Reference implementations (C++/Rust): These were not consulted during debugging. The spec + real data was sufficient. Reference code could help for complex algorithms, but most bugs were simple bit manipulation or offset errors that hex dumps revealed directly.


Key Takeaways

  1. A real test file is essential: Without actual data, specification ambiguities are unresolvable. The sample PST file was more valuable than any reference implementation.

  2. Hex dumps reveal truth: When parsing fails, dump the raw bytes and compare against the spec. Most bugs become obvious when you see 0x40 in the data but your code computes 0x20.

  3. Bit fields are tricky: Always document the exact bit layout. A 1-bit shift error or wrong mask causes cascading failures.

  4. Specification wording matters: "EntrySize" vs "full entry size" - read the actual description, not just field names.

  5. Structural relationships vary: Parent-child, sibling-by-index, embedded subnodes - PST uses all of them. Don't assume.

  6. B-tree semantics differ: Min-key vs max-key partitioning changes the search algorithm. Verify against actual tree structure.

  7. Test incrementally: When the top layer fails, the bug is usually 2-3 layers down. Test each layer independently.

  8. Debug scripts are disposable: Write quick scripts in /tmp to probe specific structures. Delete them when done.


References

Primary (Used Extensively)

  • [MS-PST]: Office File Formats - PST File Format https://docs.microsoft.com/en-us/openspecs/office_file_formats/ms-pst/

The authoritative specification. Every bug fix required reading relevant sections.

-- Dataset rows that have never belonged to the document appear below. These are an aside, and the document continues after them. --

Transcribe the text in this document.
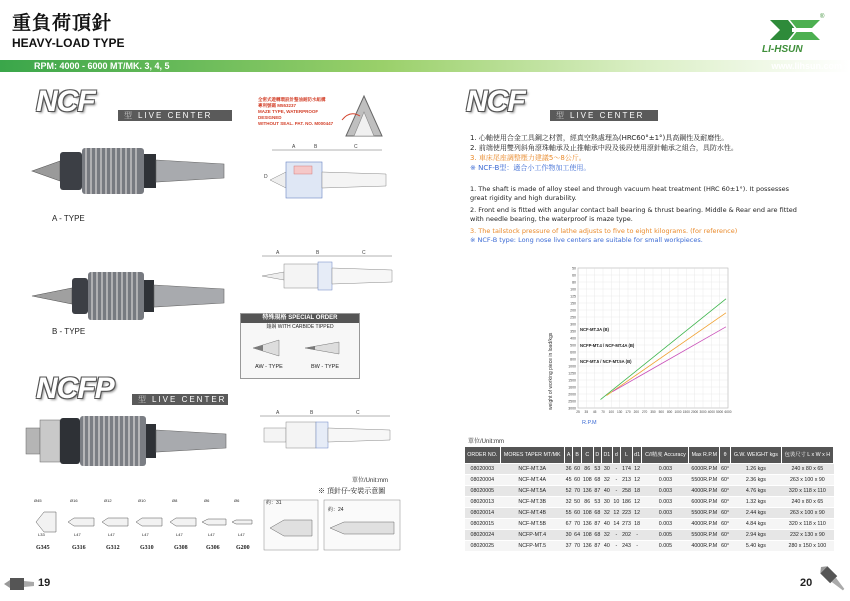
重負荷頂針
HEAVY-LOAD TYPE
RPM: 4000 - 6000 MT/MK. 3, 4, 5	www.lihsun.com
LI-HSUN
®
NCF	型 LIVE CENTER
全密式遊轉環設計整油耐防水組構
專利號碼 M553237
MAZE TYPE, WATERPROOF DESIGNED
WITHOUT SEAL. PAT. NO. M000447
A - TYPE
A	B	C
D
B - TYPE
A	B	C
特殊規格 SPECIAL ORDER
鑲鋼 WITH CARBIDE TIPPED
AW - TYPE	BW - TYPE
NCFP	型 LIVE CENTER
A	B	C
單位/Unit:mm
※ 頂針仔-安裝示意圖
Ø45	Ø16	Ø12	Ø10	Ø8	Ø6	Ø6
L33	L47	L47	L47	L47	L47	L47
G345	G316	G312	G310	G308	G306	G200
約：31
約：24
19
NCF	型 LIVE CENTER
1. 心軸使用合金工具鋼之材質，經真空熱處理為(HRC60°±1°)具高鋼性及耐磨性。
2. 前端使用雙列斜角滾珠軸承及止推軸承中段及後段使用滾針軸承之組合，具防水性。
3. 車床尾座調整壓力建議5～8公斤。
※ NCF-B型：適合小工作物加工使用。
1. The shaft is made of alloy steel and through vacuum heat treatment (HRC 60±1°). It possesses great rigidity and high durability.
2. Front end is fitted with angular contact ball bearing & thrust bearing. Middle & Rear end are fitted with needle bearing, the waterproof is maze type.
3. The tailstock pressure of lathe adjusts to five to eight kilograms. (for reference)
※ NCF-B type: Long nose live centers are suitable for small workpieces.
3000
2500
2000
1600
1500
1250
1000
800
600
500
400
350
300
250
200
150
125
100
80
60
50
25 35 45 70 100 130 170 200 270 350 500 800 1000 1500 2000 3000 4000 5000 6000
NCF-MT.3A (B)
NCFP-MT.4 / NCF-MT.4A (B)
NCF-MT.5 / NCF-MT.5A (B)
weight of working piece in load/kgs
R.P.M
單位/Unit:mm
ORDER NO.	MORES TAPER MT/MK	A	B	C	D	D1	d	L	d1	C/I精度 Accuracy	Max R.P.M	θ	G.W. WEIGHT kgs	包裝尺寸 L x W x H
08020003	NCF-MT.3A	36	60	86	53	30	-	174	12	0.003	6000R.P.M	60°	1.26 kgs	240 x 80 x 65
08020004	NCF-MT.4A	45	60	108	68	32	-	213	12	0.003	5500R.P.M	60°	2.36 kgs	263 x 100 x 90
08020005	NCF-MT.5A	52	70	136	87	40	-	258	18	0.003	4000R.P.M	60°	4.76 kgs	320 x 118 x 110
08020013	NCF-MT.3B	32	50	86	53	30	10	186	12	0.003	6000R.P.M	60°	1.32 kgs	240 x 80 x 65
08020014	NCF-MT.4B	55	60	108	68	32	12	223	12	0.003	5500R.P.M	60°	2.44 kgs	263 x 100 x 90
08020015	NCF-MT.5B	67	70	136	87	40	14	273	18	0.003	4000R.P.M	60°	4.84 kgs	320 x 118 x 110
08020024	NCFP-MT.4	30	64	108	68	32	-	202	-	0.005	5500R.P.M	60°	2.94 kgs	232 x 130 x 90
08020025	NCFP-MT.5	37	70	136	87	40	-	243	-	0.005	4000R.P.M	60°	5.40 kgs	280 x 150 x 100
20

  • [MS-OXCDATA]: Data Structures https://docs.microsoft.com/en-us/openspecs/exchange_server_protocols/ms-oxcdata/

  • [MS-OXPROPS]: Exchange Server Protocols Master Property List https://docs.microsoft.com/en-us/openspecs/exchange_server_protocols/ms-oxprops/

Secondary (Available for Reference)

  • libpff: Library to access the Personal Folder File (PFF) format https://github.com/libyal/libpff

  • pst-sdk (Rust): PST parsing library https://github.com/nicokosi/pst-sdk

These can help with complex algorithms but weren't needed for the bugs documented here. The spec + test file was sufficient.